Upgrades
Bootstrap pins every service to a specific Helm chart version in the platform stack's locals. Upgrading means: pull a newer bootstrap revision (or bump the versions yourself), re-run apply.sh, and let Argo CD reconcile.
There is no single helm upgrade agyn-platform step today — upgrades are stack-by-stack, service-by-service. A centralized umbrella chart at agynio/platform-charts is in preparation and will eventually replace per-service deployment in bootstrap; it is not used today.
Read the release notes
Every meaningful change to the bootstrap or to a platform service ships with notes on the relevant repository:
- Bootstrap-level:
agynio/bootstrapcommits and releases. - Per-service: each
agynio/<service>repository has its own releases. - Architecture changes are tracked in
agynio/architectureunderchanges/.
Check them before upgrading.
Pre-upgrade checks
- Take a fresh backup. See Operate → Backup & DR. At minimum: Postgres dumps + OpenFGA store export.
- Drain agent workloads. New workloads shouldn't start during a service rollout. Either pause the Agents Orchestrator deployment or wait for a quiet period.
- Note the current state.
git rev-parse HEADin the bootstrap clone, andhelm list -Afor service versions in the cluster.
Upgrade
cd bootstrap
git pull
./apply.sh
apply.sh re-applies every stack. Each stack's Terraform compares its declared chart version against what's in the cluster:
- Platform service charts: the
platformstack updates Argo CDApplicationrevisions. Argo CD pulls the new chart, applies it, and rolling-restarts the service. Each service runs its own DB migrations on startup. - Apps (Reminders, Telegram Connector, k8s-runner): the
appsstack updates their Argo CD applications the same way. - Stacks that build CRDs or core infrastructure (Istio, OpenZiti, cert-manager): only re-applied if their versions changed in the corresponding stack.

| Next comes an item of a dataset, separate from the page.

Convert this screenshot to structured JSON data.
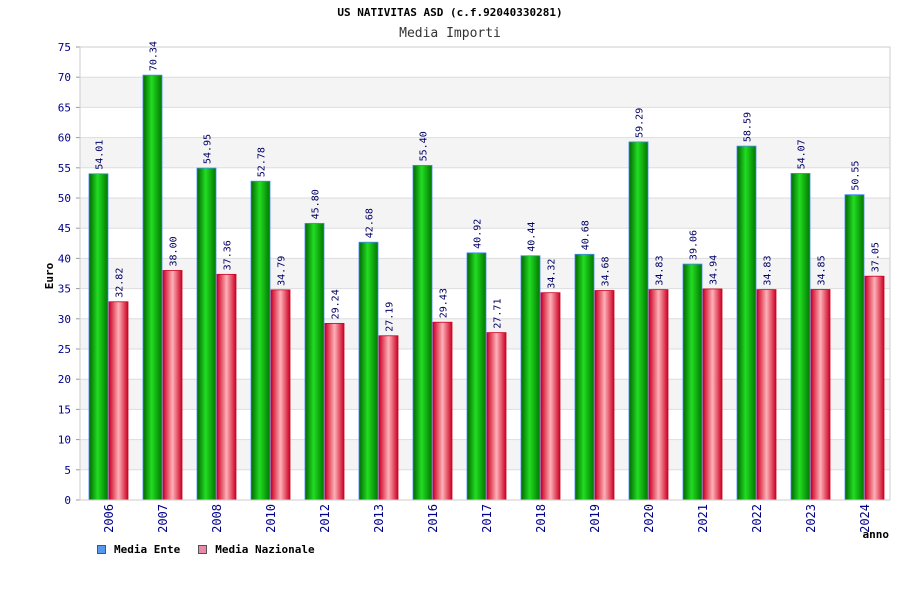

Watch progress in Argo CD: https://argocd.agyn.dev:2496/. Each Application flips from Progressing to Synced + Healthy.
You can also watch from the cluster:
watch kubectl get applications -n argocd
watch kubectl get deploy -A
A healthy upgrade ends with every Application Synced + Healthy and every Deployment at full replicas.
Verify
After the rollout:
- Sign in to the Console.
- Open an organization and confirm Agents, Runners, and Apps pages load.
- Send a test message in an existing conversation. The agent should start, respond, and idle out.
- Check Tracing for the new run.
If any of these fail, see Rollback.
Resuming agent traffic
If you scaled the Agents Orchestrator down for the upgrade:
kubectl scale deploy agents-orchestrator -n agyn --replicas=1
Agent workloads for any threads with unread messages will start within one reconciliation tick.
Rollback
For most patches and minor service upgrades, you can roll back by checking out the previous bootstrap revision and re-applying:
git checkout <previous-revision>
./apply.sh
Argo CD picks up the older chart versions and rolls services back. Each service's DB migrations are designed to be backwards-compatible within one minor version — but destructive migrations exist and are called out in service release notes. If a release ran a non-reversible migration, Helm/Argo CD rollback alone is not enough:
- Stop the affected services.
- Restore Postgres / OpenFGA from your pre-upgrade backup.
- Re-deploy the previous revision.
This is why pre-upgrade backups are non-negotiable.
Per-service upgrades
If you want to upgrade a single service (e.g. patch a hotfix without touching the rest), edit the version in stacks/platform/main.tf or the per-service variables, then run only the platform stack:
terraform -chdir=stacks/platform apply
Argo CD reconciles only the changed Application.
Authorization model migrations
The OpenFGA authorization model ships with the platform stack. When a release changes the model, re-applying the platform stack writes the new model version. Old tuples that reference removed relations are migrated by the service that owns them — never delete tuples by hand.
You can verify the active model:
fga model list --store-id <store-id>
Get the store ID from https://openfga.agyn.dev:2496/ or the Authorization deployment's environment.
Production considerations
For production installs:
- Maintain separate Terraform state per environment (
backend "s3" {}or similar). - Stage upgrades in a non-prod environment first.
- Use
-targetto roll a single stack if you need surgical changes. - Document your rollback drill — it's much faster than reading these docs at 3 AM.